With great joy, I am able to proclaim that I misjudged myself. I forgot everything by next week, exactly as I had predicted--that part, unfortunately, was accurate--but somehow or other I continued to learn it again (and forget it) and learn it again. This may sound strange to you, and if it does, you're blessed. Having obviously been endowed with a mental capacity of a terabyte, you will never know the pain of going through education with a goldfish's memory. Basically that is the story of how I learnt any maths at all: learn. forget. cry. repeat. Thankfully homeschooling reduced the amount of crying, or it would have been a way more sadistic parody of Live. Die. Repeat.
So far, I have learnt the alphabet (the basic of basics--so at the very least you can spell everything out, and drive your poor hearing impaired friend and yourself mad with your incompetency) and am vandalizing a little green notebook with horrible looking scrawls and even more horrible looking scribbles (meant to show hand positions which words cannot describe accurately.) Pixar will not hire me, but at least I remember to count five fingers.

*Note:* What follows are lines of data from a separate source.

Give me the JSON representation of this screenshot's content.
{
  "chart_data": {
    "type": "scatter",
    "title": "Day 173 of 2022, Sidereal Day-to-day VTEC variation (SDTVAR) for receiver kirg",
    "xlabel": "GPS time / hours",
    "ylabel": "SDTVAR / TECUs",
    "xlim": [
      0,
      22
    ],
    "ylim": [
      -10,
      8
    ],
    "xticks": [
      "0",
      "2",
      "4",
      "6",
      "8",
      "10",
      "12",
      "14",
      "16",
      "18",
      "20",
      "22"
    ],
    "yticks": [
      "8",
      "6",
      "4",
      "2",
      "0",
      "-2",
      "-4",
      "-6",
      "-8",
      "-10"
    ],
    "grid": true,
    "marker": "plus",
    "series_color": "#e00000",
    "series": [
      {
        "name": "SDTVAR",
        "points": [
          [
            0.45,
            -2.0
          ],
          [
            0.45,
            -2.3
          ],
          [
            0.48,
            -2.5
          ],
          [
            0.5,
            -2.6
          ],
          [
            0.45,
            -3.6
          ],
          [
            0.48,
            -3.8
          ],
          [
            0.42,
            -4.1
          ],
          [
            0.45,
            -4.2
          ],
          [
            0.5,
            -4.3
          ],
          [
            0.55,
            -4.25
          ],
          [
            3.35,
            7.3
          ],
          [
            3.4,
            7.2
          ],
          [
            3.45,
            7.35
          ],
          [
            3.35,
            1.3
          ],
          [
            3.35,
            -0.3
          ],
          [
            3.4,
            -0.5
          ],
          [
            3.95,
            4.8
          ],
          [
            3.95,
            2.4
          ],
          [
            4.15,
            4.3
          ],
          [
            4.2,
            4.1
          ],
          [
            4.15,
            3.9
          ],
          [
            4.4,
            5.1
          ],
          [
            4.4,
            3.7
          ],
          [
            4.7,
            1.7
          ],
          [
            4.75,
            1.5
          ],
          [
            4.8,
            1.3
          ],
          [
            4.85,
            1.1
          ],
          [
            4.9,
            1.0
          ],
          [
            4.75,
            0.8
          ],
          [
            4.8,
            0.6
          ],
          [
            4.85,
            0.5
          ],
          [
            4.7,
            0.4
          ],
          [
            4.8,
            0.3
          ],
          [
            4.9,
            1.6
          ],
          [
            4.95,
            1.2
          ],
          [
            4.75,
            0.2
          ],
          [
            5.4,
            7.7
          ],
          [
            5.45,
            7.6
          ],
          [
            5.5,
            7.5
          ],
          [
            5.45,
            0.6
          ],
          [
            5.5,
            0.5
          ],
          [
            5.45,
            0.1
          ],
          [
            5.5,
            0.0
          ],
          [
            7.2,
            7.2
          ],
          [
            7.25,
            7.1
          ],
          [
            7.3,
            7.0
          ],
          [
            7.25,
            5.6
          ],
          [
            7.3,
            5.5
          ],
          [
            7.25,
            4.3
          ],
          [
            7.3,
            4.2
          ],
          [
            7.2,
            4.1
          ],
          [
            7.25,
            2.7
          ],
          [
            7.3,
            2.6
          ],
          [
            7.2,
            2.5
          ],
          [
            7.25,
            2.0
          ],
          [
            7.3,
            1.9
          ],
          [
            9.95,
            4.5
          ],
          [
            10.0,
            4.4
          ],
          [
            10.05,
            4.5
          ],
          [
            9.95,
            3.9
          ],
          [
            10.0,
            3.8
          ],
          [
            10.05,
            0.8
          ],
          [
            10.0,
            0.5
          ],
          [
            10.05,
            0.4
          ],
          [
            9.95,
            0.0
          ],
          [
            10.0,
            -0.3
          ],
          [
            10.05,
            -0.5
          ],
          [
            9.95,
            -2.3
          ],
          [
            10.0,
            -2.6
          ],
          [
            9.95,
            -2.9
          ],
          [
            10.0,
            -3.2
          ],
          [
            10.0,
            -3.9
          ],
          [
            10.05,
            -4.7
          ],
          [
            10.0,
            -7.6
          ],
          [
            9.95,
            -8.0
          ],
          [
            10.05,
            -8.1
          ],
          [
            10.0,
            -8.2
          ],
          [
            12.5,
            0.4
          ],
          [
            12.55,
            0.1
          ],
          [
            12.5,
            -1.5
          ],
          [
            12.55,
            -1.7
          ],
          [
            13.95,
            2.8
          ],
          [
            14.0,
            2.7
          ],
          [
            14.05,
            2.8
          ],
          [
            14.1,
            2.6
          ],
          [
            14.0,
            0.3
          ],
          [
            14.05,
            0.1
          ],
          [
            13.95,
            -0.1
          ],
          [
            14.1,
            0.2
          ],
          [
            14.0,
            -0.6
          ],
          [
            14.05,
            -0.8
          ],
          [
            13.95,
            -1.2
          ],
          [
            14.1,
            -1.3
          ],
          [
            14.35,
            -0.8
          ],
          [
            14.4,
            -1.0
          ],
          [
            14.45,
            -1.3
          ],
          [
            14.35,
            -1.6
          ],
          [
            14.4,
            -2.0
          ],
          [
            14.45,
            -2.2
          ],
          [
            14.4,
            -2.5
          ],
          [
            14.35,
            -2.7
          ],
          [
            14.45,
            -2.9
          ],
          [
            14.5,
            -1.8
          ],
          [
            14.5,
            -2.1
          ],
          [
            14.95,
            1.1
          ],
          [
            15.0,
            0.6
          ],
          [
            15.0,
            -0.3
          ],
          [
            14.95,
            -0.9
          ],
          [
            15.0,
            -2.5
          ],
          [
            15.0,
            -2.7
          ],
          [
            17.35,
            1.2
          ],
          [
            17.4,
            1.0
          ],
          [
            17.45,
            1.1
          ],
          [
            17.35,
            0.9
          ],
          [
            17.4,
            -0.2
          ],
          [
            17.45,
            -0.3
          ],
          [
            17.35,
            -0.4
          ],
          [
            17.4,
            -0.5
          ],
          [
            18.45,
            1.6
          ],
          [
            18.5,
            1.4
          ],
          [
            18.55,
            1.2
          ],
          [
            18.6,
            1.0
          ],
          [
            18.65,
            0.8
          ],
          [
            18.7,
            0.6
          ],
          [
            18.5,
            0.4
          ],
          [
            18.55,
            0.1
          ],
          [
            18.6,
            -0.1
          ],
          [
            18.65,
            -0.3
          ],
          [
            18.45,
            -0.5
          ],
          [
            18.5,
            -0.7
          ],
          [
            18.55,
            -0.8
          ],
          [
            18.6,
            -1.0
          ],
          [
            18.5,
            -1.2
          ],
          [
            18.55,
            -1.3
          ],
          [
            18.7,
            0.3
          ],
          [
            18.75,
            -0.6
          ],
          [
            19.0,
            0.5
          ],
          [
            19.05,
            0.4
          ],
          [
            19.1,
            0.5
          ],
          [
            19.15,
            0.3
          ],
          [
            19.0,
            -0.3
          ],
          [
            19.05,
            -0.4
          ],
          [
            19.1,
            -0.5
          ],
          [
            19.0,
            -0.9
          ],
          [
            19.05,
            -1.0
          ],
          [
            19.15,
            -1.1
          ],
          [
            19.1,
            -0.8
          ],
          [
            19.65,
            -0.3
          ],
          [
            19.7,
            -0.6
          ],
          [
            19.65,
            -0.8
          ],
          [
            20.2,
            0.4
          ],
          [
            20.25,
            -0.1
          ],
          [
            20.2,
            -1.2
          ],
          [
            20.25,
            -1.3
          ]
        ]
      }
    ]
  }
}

I am learning that sign language is actually very much a form of beautifully simplified acting, delicately polished mime. Watching our hearing impaired friend, I realize that he signs with his face, his body, almost as much as his hands. Facial expressions and mouthing the words all help convey meaning, and that full-body involvement/unity in communicating is something I'm incredibly clumsy at. So far, if I get the hands right, I'm making progress. Talk about clumsy. I felt physically like an elephant on the ice rink; I feel mentally and physically like an elephant when I'm signing.
To be sure, I have no idea whether I will ever be legitimately competent in signing--my goldfish memory may plunge me back to square one and the depths of despair. Nevertheless, I shall continue to work at my sign language and train my brain--and body--to multi-task.
On a closing note--I want to share one of the cutest signs! Try it.
Put your thumbs and pinkies down on either hand and hold them up on either side of your mouth. Make sure you open your mouth nice and round and ideally your eyes too for the best effect!
Be proud! You have just expressed a WOW.